もってけドロボー!


上へ上へとキャリアを築いていくのであれば、積極的に前に出て依頼された仕事を次から次へと的確に打ち返すことが最善だとは思います。けれど若い頃にある程度の業界の空気を吸ったとき、自分の場合はむしろ潜って自分に向き合い自分に合った筋力を鍛えていく方が良いなと感じました。 だから独立したときからファッション業界から投げられるボールは、あえて受け取らないように意識してきたました。 

 

ギャラリーを中心とした制作・販売活動は、コロナ禍を経てその流れが少し変わったように感じています。他の作家の方々もきっと私たちと同じような気持ちではないでしょうか。考える間もなく次々と制作や展示を打ち返さざるを得ず、苦しさの中で工夫を重ねて乗り切っているようにも思います。

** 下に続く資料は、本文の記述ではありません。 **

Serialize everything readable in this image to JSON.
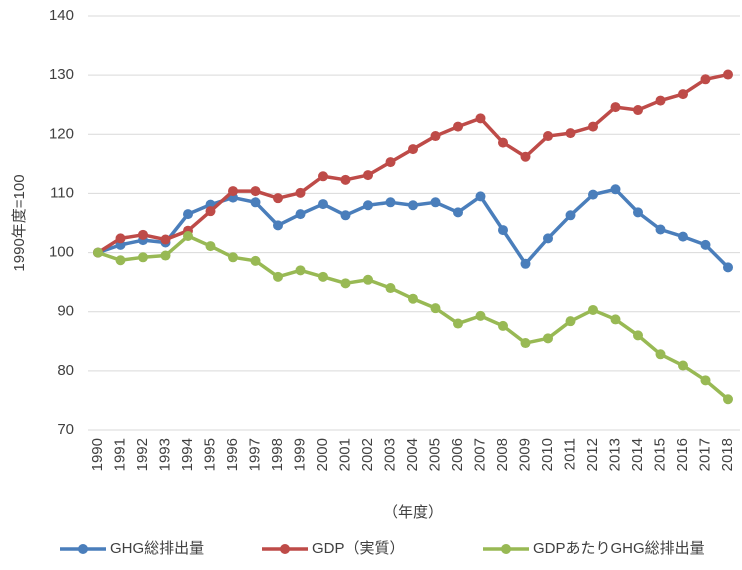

今が「正解」かどうかは分かりません。けれども、実のところ正解であるか否かは、それほど重要ではないとも感じています。社会の主流にはうまく馴染めない中で自分らしさを維持するために続けてきた制作活動は、お客様や取引先を通じて社会とつなげてくれる“翻訳機”のような存在です。

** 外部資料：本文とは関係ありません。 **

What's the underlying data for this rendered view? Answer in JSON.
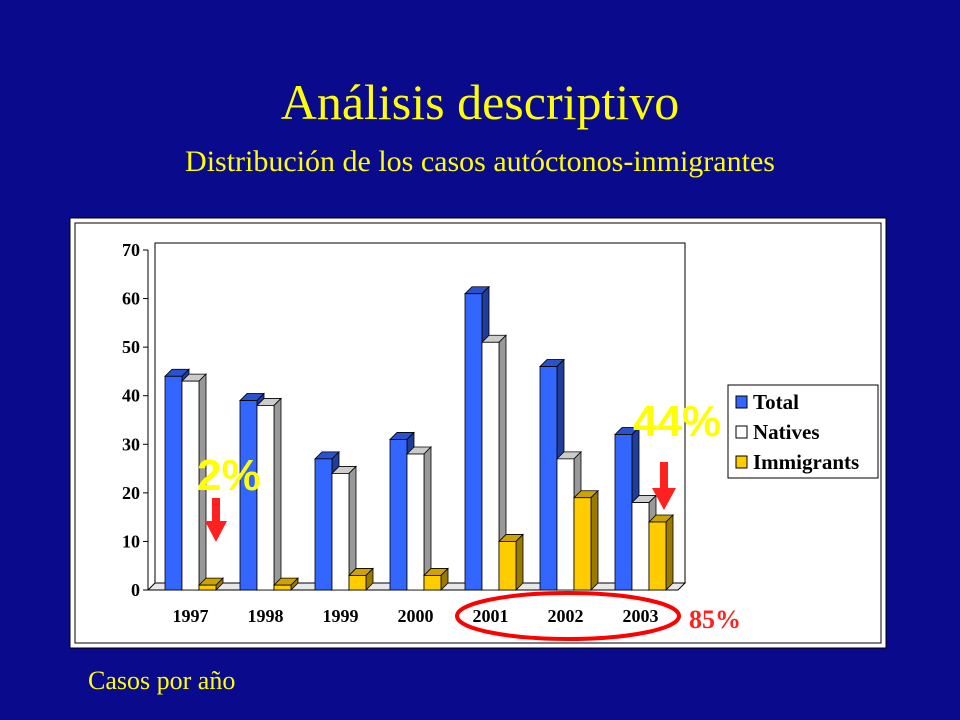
{
  "slide": {
    "title": "Análisis descriptivo",
    "subtitle": "Distribución  de los casos autóctonos-inmigrantes",
    "footnote": "Casos por año"
  },
  "annotations": {
    "callout_1997": "2%",
    "callout_2003": "44%",
    "highlight_label": "85%",
    "highlight_categories": [
      "2001",
      "2002",
      "2003"
    ]
  },
  "colors": {
    "background": "#0a0a8c",
    "title": "#ffff00",
    "total": "#3366ff",
    "natives": "#ffffff",
    "immigrants": "#ffcc00",
    "accent": "#ff2020"
  },
  "chart_data": {
    "type": "bar",
    "categories": [
      "1997",
      "1998",
      "1999",
      "2000",
      "2001",
      "2002",
      "2003"
    ],
    "series": [
      {
        "name": "Total",
        "values": [
          44,
          39,
          27,
          31,
          61,
          46,
          32
        ]
      },
      {
        "name": "Natives",
        "values": [
          43,
          38,
          24,
          28,
          51,
          27,
          18
        ]
      },
      {
        "name": "Immigrants",
        "values": [
          1,
          1,
          3,
          3,
          10,
          19,
          14
        ]
      }
    ],
    "ylim": [
      0,
      70
    ],
    "yticks": [
      "0",
      "10",
      "20",
      "30",
      "40",
      "50",
      "60",
      "70"
    ],
    "grid": false,
    "legend": "right",
    "style": "3d-columns"
  }
}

だからこそ、意味があるかどうか、売れるか売れないかに関わらず、一つひとつの形には「デザイン」というよりもむしろ、明確な意思(メッセージ)を込めています。

先日、靴下工場の担当者から「御社にそっくりな靴下を作っているメーカーがある」と連絡がありました。さっそく実物を購入してみて確認しましたところ品質の良し悪しは別として、見た目はほとんど私たちのものと変わりませんでした。工場への持ち込みや卸先の“インスパイア”はこれまでもありましたが、ここまで似たケースは初めてで驚きです。 

デザインやコンセプトが真似されること自体は、時に良い影響につながることもあるのでまったく気にしていません。ただ、そこに意思(メッセージ)が無く商業的な思惑しか存在しないときは、とても残念に思います。

……とはいえ、それでも一度くらいは言いたくなるのです。

ドロボー! 

そんなわけで、しばらく「泥棒」テーマの洋服が続きます。